I have a 160-gallon tank in my living room, and three 15-gallon tanks, four 20-gallon tanks, and a 100-gallon tank with frontosa in my  guest room.  In my “official” fish room I have three 75-gallon tanks, four 58-gallon tanks and one 40-gallon tank.  My bedroom houses three 10-gallon tanks, and six 15-gallon tanks.

 I have a little over 1,000 gallons of aquariums in my house, and would like more, but I haven’t figured out how to make a double-stacking stand straight.  I would also like to put a 40-gallon tank in my fish room to use as a breeder tank.
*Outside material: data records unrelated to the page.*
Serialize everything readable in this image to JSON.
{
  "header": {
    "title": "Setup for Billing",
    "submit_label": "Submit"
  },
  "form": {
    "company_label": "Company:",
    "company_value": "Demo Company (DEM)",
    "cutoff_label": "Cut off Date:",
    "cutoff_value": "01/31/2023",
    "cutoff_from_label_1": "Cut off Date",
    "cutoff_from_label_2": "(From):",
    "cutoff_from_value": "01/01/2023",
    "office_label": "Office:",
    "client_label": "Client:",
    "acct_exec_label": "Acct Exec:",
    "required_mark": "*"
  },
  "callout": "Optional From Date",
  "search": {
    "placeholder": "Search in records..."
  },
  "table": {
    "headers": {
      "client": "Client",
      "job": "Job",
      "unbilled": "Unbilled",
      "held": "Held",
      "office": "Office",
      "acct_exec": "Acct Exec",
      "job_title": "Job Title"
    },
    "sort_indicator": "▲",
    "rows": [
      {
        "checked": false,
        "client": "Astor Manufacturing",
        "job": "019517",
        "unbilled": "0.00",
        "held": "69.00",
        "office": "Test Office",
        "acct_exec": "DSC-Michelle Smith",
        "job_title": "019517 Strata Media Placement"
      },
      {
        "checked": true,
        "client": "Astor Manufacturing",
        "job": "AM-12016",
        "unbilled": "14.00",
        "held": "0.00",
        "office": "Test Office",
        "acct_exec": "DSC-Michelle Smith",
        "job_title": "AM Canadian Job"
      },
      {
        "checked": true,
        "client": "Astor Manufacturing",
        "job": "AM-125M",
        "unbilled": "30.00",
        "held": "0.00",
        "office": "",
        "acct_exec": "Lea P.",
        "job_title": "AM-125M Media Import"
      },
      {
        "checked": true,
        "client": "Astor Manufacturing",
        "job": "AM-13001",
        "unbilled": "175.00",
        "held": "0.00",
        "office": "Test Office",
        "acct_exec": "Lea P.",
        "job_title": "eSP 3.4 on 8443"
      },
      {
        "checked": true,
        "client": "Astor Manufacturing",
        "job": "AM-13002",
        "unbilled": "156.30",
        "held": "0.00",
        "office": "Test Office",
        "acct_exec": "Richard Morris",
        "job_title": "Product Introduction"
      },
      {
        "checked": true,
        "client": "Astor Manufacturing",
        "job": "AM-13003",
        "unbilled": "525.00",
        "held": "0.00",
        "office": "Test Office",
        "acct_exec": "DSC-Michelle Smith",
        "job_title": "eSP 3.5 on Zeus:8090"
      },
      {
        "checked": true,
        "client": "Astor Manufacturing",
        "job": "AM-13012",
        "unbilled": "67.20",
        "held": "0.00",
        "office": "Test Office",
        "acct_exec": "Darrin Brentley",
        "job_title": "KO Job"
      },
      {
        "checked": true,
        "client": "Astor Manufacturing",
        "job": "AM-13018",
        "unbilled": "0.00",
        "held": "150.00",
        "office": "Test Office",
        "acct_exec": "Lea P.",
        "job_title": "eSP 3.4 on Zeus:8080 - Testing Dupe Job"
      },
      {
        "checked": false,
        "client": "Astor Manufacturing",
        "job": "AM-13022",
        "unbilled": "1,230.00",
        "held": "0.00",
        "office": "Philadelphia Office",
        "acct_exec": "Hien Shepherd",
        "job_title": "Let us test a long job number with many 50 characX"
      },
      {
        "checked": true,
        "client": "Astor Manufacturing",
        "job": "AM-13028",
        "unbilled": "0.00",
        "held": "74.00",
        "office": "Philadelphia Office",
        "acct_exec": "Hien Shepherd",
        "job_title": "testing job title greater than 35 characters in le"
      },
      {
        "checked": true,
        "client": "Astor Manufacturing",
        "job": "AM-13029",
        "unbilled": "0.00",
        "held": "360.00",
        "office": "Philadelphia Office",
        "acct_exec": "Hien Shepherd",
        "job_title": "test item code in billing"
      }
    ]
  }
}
 One day my mother told me I needed a dehumidifier to keep the humidity from destroying the walls of my house.  I didn’t realize anything was wrong until I moved to a new house and saw what the humidity had done to the old one.

I bought a dehumidifier for my new house, and--lo and behold--it kept the water off the walls! The dehumidifier worked well.  I didn’t have to worry about the walls peeling.  However, I had to either dump the water out every day or else punch out the drain hole and add a hose drain in order to it that way.

I thought you couldn’t put the collected water into a fish tank, but one day I decided to put it to the test.  I added some of the dehumidifier’s water to a tank with “troublemakers”—fish that couldn’t get along with my other fish.  I took out 10% of the water, added water from the dehumidifier, and waited 24 hours to see what would happen.

Nothing happened!  The fish were fine, thank goodness.  I then put 5% dehumidifier water into another tank and waited nine hours.  Again, those fish were find.  Humm, I decided this was going to work—no more dumping water from the dehumidifier outside.

 I also discovered that the dehumidifier water had a pH of 6.0, which was great for my discus.  Those fish are doing better with this “new” water than they did with tap water.  Maybe I can even get them to breed with this new lower pH, since that’s what they like.

Although I know this water will not harm the fish I have, I don’t know about other fish in the hobby.  You will have to experiment with the fish you keep.